Could you update us on your efforts to get an humanitarian ceasefire on the ground, mainly through the letter you sent to the main military key players?

I sent a letter – by the way, also consulting with Staffan de Mistura – already a couple of months ago to the three Astana guarantors, simply reminding them their responsibility to implement their own decisions. The Astana process had brought some hope on the possibility of calming down the situation in terms of military activities, but that seems a very long time ago, and that seems gone. I believe they have not only a responsibility but also an interest in making the ceasefire work, in implementing the latest UN Security Council Resolution that was – by the way – agreed upon also thanks to the tireless work of one the EU Member States, Member of the UN Security Council – Sweden –, together with Kuwait. And we still believe that it is vital that the cessation of the hostilities, in particular for the humanitarian access, is guaranteed.
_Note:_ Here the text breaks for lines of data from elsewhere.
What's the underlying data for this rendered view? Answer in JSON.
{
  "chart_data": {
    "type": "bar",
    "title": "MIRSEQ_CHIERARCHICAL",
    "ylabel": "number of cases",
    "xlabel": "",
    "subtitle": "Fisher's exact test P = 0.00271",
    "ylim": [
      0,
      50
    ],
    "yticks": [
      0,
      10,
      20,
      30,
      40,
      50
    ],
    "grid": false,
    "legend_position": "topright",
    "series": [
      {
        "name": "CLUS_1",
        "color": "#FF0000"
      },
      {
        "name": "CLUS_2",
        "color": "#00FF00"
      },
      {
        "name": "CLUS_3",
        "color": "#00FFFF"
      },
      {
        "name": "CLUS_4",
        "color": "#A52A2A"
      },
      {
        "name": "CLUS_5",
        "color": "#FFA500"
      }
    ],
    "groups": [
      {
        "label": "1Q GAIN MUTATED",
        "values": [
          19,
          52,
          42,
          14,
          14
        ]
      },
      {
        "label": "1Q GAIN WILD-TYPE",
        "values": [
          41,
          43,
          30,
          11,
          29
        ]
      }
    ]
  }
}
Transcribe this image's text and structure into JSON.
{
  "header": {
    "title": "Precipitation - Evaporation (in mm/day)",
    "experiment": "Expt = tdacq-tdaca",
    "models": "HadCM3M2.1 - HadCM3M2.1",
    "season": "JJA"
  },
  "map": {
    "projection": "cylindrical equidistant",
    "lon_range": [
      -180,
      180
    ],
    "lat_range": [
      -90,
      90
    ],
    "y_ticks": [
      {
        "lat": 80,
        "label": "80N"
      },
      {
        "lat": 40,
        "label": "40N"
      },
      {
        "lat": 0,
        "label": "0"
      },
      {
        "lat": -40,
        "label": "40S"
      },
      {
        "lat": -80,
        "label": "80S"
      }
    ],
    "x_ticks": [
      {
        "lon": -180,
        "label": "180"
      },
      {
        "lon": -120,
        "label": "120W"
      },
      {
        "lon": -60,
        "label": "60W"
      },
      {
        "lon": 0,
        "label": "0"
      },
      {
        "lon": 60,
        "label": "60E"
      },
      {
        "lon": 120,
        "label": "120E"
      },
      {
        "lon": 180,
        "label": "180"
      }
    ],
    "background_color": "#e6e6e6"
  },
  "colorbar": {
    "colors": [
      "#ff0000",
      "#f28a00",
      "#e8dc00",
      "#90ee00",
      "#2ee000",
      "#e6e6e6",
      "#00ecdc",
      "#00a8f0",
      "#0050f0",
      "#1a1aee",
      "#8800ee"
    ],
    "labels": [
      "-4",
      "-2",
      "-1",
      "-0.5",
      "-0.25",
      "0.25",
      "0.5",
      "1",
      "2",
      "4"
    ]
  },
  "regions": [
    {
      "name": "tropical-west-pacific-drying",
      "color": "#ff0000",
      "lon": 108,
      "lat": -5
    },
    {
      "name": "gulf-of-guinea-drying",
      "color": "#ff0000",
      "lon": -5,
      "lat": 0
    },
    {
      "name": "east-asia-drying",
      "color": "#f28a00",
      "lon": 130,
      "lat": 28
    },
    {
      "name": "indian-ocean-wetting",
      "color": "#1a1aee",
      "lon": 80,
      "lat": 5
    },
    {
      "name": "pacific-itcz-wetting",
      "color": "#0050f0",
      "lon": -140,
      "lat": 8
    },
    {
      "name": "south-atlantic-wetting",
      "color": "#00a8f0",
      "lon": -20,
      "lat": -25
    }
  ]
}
I also said to our friends of the civil society, the European Union is not and has never been a military player in Syria. We are a humanitarian and a political player in Syria and for Syrians. For being an effective humanitarian player we need access; and for having access we need the conditions on the ground. We will discuss this tomorrow with the United Nations and obviously with all the countries that are coming. But I still believe that the three guarantors of the Astana process have a responsibility and also an interest in guaranteeing that the military situation on the ground gets calmer and that the cessation of hostilities happens. Actually in the last months, we have seen the contrary. So, I see clear contradictions in terms here, and I believe that tomorrow we will also have the chance of discussing that. Because again, as Staffan [de Mistura] has just rightly mentioned, more military activity does not open the way for a political solution, it rather makes it more difficult. We need the arms to be silent, for humanitarian reasons and for political reasons. That is the European Union’s position.

How do you characterise the situation of the Syrian civil society? Is it today mature and healthy to have an effective involvement on the negotiations table?

You asked if the Syrian civil society is mature, I think it is definitely so. Syria is a country and the Syrian people are people with a deep culture. I used the word sophisticated, with a deep understanding of their societies, with long traditions and histories, and, yes, with a lot of maturity in the way in which they address also their own difficulties and differences. It is a civil society that is expressing the suffering of people for more than seven years of war. I wish all parties to the conflict were able to show the same maturity as the civil society of Syria is showing. We would probably have solved the problem a long time ago. And, this is also why we are continuing to support them, because the European Union together with the United Nations is investing a lot in the Syrian civil society. We believe they can be the building blocks of the Syria of the future.  

Why was the delegation from Syria not invited tomorrow?

We have – I think – shared with all of you the criteria on which we have made the invitations for the [Second Brussels] Conference [on "Supporting the Future of] Syria [and the Region] that were - by the way - agreed between the European Union and the United Nations, and they were exactly the same criteria we used last year. So, I think you can refer to that.